L'année terrible

Hugo, Victor
Paris, Michel Levy Frères, Librairie nouvelle, 1872.

Édition originale « devenue rare » (M. Clouzot) de la célèbre Année terrible de Victor Hugo.

Superbe exemplaire du tirage de tête limité à 25 exemplaires sur Chine, celui-ci portant le n°24.

In-8 de (4) ff., 427 pp.
Maroquin lavallière, dos à nerfs, tranches dorées, étui. Reliure de l’époque signée « Pagnant ».

245 x 150 mm.

Hugo, Victor (1802-1885). L’Année terrible.
Paris, Michel Levy Frères, Librairie nouvelle, 1872.

Édition originale « devenue rare » (M. Clouzot) de ce célèbre recueil de poèmes de Victor Hugo.
Clouzot, 151 ; Carteret, I, 423-424 ; Talvart, IX, p. 46, n°71 a.
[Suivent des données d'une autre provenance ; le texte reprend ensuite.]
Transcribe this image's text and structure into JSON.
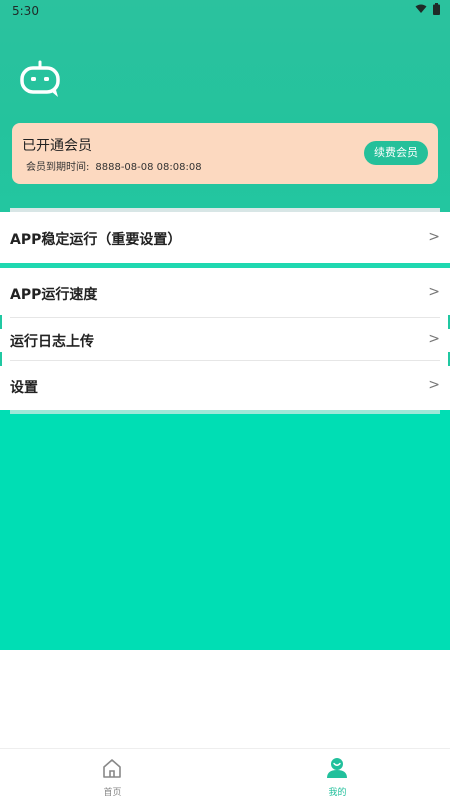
{
  "status_bar": {
    "time": "5:30"
  },
  "vip": {
    "title": "已开通会员",
    "expire_label": "会员到期时间:",
    "expire_value": "8888-08-08 08:08:08",
    "renew_button": "续费会员"
  },
  "menu": {
    "items": [
      {
        "label": "APP稳定运行（重要设置）"
      },
      {
        "label": "APP运行速度"
      },
      {
        "label": "运行日志上传"
      },
      {
        "label": "设置"
      }
    ]
  },
  "tabbar": {
    "tabs": [
      {
        "label": "首页",
        "icon": "home-icon",
        "active": false
      },
      {
        "label": "我的",
        "icon": "user-icon",
        "active": true
      }
    ]
  },
  "colors": {
    "header_green": "#24c39d",
    "vip_card": "#fcd9c0",
    "accent": "#22c09c",
    "content_green": "#00deb4"
  }
}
L’un des 25 exemplaires de tête sur Chine, portant le N°24.

« L’Année terrible est formidable comme une armée, comme un tremblement de terre, comme le Déluge » (Jean Dutourd).
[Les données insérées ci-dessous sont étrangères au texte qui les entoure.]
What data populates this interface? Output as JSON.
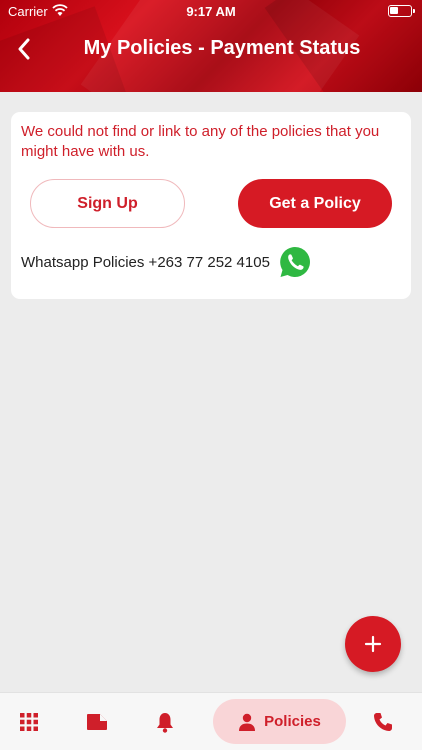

C'est sous la forme d'un recueil de poèmes que Victor Hugo raconte l'épouvantable année 1870-1871, marquée par la guerre franco-prussienne, le siège de Paris, et, après l'armistice, le soulèvement de la Commune contre le gouvernement en place.

Dédié à Paris, capitale des peuples, l'ouvrage s'ouvre par une courte préface datée d'avril 1872 dont les dernières lignes sont empreintes d'espoir : « Le moment où nous sommes passera. Nous avons la république, nous aurons la liberté ».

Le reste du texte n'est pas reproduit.